Dans le monde entier, un nombre croissant d’agents pathogènes deviennent résistants aux antibiotiques. Les médicaments perdent en efficacité et des infections que l’on pouvait facilement traiter jusqu’à présent se transforment en maladies mortelles. Le Programme national de recherche "Résistance aux antimicrobiens" (PNR 72) cherche des solutions pour contrer cette évolution.

Le PNR 72 rassemble médecins, vétérinaires, biologistes et experts de l'environnement collaborant de manière interdisciplinaire. Cette approche One-Health ("une seule santé") se trouve au cœur de la recherche, car dans le cadre de la résistance aux antibiotiques, la santé des êtres humains dépend très étroitement de celle des animaux de rente ainsi que de l’environnement où les résistances se propagent, par exemple, dans les effluents.

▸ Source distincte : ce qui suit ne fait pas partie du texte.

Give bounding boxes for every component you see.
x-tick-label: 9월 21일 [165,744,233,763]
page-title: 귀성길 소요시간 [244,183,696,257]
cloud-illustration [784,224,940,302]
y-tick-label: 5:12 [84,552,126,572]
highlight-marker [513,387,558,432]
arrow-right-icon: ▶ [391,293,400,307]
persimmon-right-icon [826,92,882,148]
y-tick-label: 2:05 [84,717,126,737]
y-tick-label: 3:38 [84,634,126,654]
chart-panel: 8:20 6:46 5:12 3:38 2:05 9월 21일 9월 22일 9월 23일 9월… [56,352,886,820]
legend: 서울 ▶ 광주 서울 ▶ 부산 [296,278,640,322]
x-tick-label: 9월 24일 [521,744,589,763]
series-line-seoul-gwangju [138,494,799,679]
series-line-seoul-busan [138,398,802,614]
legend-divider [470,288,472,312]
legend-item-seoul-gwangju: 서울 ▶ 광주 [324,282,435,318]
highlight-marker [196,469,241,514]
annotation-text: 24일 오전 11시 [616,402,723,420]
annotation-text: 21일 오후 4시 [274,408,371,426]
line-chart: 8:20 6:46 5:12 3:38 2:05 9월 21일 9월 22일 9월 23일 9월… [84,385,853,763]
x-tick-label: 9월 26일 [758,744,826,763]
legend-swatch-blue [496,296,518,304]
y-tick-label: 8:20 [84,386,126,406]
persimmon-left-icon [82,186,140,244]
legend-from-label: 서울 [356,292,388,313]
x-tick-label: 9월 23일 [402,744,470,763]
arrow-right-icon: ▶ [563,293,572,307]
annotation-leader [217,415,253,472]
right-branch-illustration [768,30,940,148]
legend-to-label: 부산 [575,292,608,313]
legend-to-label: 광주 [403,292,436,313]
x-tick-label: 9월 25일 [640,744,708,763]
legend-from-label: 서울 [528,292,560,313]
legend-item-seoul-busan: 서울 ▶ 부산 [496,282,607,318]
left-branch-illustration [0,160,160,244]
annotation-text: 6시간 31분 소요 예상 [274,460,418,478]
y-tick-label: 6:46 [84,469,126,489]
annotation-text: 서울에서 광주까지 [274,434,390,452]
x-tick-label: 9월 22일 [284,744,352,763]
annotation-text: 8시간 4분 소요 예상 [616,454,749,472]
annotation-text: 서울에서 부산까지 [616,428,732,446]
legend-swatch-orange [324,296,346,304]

Le PNR 72 poursuit trois objectifs principaux :

  • acquérir de nouvelles connaissances sur le développement et la transmission des gènes de résistance afin d’en briser les mécanismes;
  • développer des techniques de diagnostic plus rapide et découvrir de nouvelles molécules antimicrobiennes pour améliorer le traitement des êtres humains et des animaux ;
  • établir des mesures pour que les médecins, vétérinaires et éleveurs utilisent les antibiotiques de manière plus mesurée.

Le 24 juin 2015, le Conseil fédéral a chargé le Fonds national suisse de mettre sur pied le PNR 72 "Résistance aux antimicrobiens". Le programme dispose d’une enveloppe financière de 20 millions de francs. Les projets seront menés dans l’ensemble de la Suisse au sein des universités et des hautes écoles et s’achèveront en 2021.